DUH. I know most people have seen this, but there are a few stragglers who have not, and to those unfortunate latter folk: watch this film! I just watched it again last night, and every time I see it, which is not that often, I am reminded of what a perfect little storm this was: riveting source material (a filthy, yet fascinating literary examination of Edinburgh heroin addicts by author Irvine Welsh); director Danny Boyle (arguably at the apex of his creative career); actors Ewan MacGregor, Ewan Bremner, Jonny Lee Miller, Robert Carlyle, and Kelly MacDonald; and a pulsing soundtrack including Iggy Pop, Brian Eno, New Order, Blur, Pulp, and Damon Albarn, to name a few. Mix all these ingredients into an impoverished Edinburgh in the early 1990s, add a little Thatcher era depression, and some materialistic cynicism, and you've got Trainspotting.
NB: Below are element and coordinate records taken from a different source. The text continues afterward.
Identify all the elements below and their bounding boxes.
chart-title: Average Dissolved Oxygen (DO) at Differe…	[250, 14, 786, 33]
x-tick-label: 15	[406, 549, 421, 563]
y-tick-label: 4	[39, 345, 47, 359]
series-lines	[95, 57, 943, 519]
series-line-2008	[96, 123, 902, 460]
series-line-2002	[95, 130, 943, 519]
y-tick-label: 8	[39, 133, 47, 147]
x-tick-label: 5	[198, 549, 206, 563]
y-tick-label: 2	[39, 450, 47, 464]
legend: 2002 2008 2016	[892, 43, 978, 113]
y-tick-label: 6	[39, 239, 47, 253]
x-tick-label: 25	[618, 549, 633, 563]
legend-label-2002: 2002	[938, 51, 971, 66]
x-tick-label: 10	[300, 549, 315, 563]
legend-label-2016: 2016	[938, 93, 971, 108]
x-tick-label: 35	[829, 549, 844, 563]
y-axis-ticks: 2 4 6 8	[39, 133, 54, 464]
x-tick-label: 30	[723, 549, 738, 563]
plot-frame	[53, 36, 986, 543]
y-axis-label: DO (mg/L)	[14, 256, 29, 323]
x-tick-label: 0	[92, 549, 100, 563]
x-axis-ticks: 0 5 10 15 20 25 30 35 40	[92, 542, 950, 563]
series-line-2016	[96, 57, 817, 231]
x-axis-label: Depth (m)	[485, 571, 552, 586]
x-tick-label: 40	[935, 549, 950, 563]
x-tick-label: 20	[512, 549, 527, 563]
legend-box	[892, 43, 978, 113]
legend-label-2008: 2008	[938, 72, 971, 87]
The cast of characters is now that of cult film legend: Macgregor as Mark Renton, a junkie who mostly wants to clean-up, find love, and lead a good life--whatever that is; Bremner as Spud, a scattered, frightened, but well-intention addict; Miller as Sickboy, who is the manipulative and scheming asshole of the group, one who "is lacking in moral fiber," though who knows a lot about Sean Connery; Carlyle as Frank Begbie, an alcoholic, psychopathic, bar-room brawler; and Kelly MacDonald as the pretty, but underaged Diane who Renton falls in love with.

This is the film that arguably launched Ewan MacGregor, as well as director Danny Boyle, into the world as an exciting Scottish actor and English filmmaker, respectively. This film is one of the most memorable in both of their careers, and is still such a treat to watch. If you have the stomach for it--including it's graphic depiction of drug use, drug withdrawal, sex, violence, and all manor of bodily fluids--I recommend you to see it!